A third letter, sent Aug. 9, 2023, opened simply, “Dear Mr. Giuliani: This is an attempt to collect a debt. Any information will be used for that purpose.” It gave Giuliani exactly 30 days to dispute the charges in writing or pay up.
According to the lawsuit, he never did. And Giuliani’s foot-dragging means he now owes more than double the original cost.
Giuliani spokesman Ted Goodman did not respond to The Daily Beast’s requests for comment on Tuesday. A message sent to the law firm BST hired to collect the debt from Giuliani went unanswered.
This isn’t the first time Giuliani has been accused of stiffing the people who helped him sort through his divorce from Nathan, the nurse he was married to for nearly 16 years.

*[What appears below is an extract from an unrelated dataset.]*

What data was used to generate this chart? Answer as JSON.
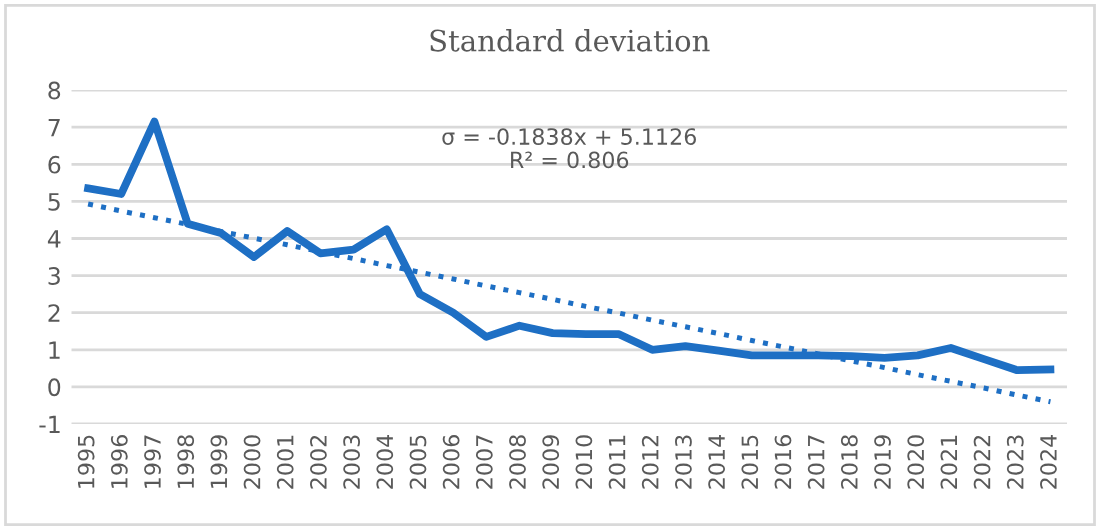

In August 2020, art adviser and TV personality Miller Gaffney sued him for $15,700, claiming that Giuliani never paid her for the work she’d done—appraising the estranged couple’s art collection to figure out how to fairly split it. She claimed she had demanded Giuliani pay the bill nine times over nearly a year before finally deciding to sue.
Gaffney dropped her lawsuit two months later after Giuliani didn’t even bother to file any court papers in response.

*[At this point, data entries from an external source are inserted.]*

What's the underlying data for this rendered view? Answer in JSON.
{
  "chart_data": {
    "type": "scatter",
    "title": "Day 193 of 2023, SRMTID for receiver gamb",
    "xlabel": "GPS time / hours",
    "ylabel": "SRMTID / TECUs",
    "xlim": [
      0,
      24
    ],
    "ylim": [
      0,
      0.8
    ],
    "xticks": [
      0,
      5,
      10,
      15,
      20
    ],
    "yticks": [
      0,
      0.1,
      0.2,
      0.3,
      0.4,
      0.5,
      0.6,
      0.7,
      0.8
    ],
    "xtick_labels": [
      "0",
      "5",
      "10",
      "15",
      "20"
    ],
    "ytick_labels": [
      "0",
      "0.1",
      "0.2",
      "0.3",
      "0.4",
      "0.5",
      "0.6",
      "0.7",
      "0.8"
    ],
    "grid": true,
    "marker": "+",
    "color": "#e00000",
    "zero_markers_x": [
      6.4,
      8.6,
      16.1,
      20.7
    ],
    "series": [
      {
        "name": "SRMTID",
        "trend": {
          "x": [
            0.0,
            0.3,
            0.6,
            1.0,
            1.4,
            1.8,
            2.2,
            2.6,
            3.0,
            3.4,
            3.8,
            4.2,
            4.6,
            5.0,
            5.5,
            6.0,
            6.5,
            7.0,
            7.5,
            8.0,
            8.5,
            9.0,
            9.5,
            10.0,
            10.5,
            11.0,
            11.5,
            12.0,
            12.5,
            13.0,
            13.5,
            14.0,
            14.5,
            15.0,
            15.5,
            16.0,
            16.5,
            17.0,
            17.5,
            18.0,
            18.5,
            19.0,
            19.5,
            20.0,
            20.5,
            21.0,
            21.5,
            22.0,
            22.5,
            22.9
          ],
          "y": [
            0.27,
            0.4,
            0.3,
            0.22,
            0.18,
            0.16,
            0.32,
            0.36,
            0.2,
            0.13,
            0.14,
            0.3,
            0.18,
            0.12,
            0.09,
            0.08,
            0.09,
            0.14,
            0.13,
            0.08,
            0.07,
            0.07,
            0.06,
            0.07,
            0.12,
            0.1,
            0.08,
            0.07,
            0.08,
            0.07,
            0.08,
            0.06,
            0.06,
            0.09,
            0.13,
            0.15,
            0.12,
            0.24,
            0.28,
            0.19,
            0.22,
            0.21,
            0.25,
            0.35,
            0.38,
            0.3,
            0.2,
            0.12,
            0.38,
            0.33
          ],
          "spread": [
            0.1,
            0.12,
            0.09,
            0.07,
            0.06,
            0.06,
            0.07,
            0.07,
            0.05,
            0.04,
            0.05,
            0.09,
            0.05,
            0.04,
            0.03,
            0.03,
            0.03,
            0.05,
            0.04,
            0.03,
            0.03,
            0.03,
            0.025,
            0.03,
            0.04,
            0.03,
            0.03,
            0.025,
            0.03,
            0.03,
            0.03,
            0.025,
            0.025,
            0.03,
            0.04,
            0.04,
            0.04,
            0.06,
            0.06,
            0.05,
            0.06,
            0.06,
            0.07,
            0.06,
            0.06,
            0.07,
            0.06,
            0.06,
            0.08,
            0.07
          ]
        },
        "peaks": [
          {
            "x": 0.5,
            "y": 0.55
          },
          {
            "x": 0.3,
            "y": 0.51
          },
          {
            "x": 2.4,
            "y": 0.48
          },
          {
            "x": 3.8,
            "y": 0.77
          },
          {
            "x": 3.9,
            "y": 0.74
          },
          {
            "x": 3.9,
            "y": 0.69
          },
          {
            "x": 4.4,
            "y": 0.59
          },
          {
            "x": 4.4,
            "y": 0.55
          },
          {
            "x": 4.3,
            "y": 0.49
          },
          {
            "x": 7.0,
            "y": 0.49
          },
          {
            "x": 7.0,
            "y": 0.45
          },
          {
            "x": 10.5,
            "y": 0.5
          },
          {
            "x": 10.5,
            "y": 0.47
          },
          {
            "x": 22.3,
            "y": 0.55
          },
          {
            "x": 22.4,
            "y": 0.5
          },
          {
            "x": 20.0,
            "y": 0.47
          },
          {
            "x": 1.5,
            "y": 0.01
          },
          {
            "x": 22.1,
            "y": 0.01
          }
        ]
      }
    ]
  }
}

For Giuliani, it’s only getting worse from here. There’s another massive bill on the horizon—and potentially some prison time, too.
Giuliani has lost a defamation case in the nation’s capital before it even goes to trial, as a Washington federal judge has already decided that the disgraced former mayor spread vicious lies about two Georgia poll workers in his conspiracy-laden attempt to reverse Trump’s election loss in 2020. Giuliani is now begging the judge to not put the matter to a jury for a damages-only trial, asking her to instead make the decision herself.
Meanwhile, the guy who once took all the credit for dismantling the New York mob is facing his own criminal racketeering case in Fulton County, Georgia for trying to overturn the election there on Trump’s behalf. The case is looking increasingly dire for the many co-defendants left, given that several MAGA insiders have already flipped, including lawyer Kenneth Chesebro and Sidney Powell.
And as if that’s not enough, Giuliani keeps cycling through defense lawyers in Atlanta. After one withdrew from the case, a second one just last month tried to drop out as well. All of them, presumably, expect to get paid.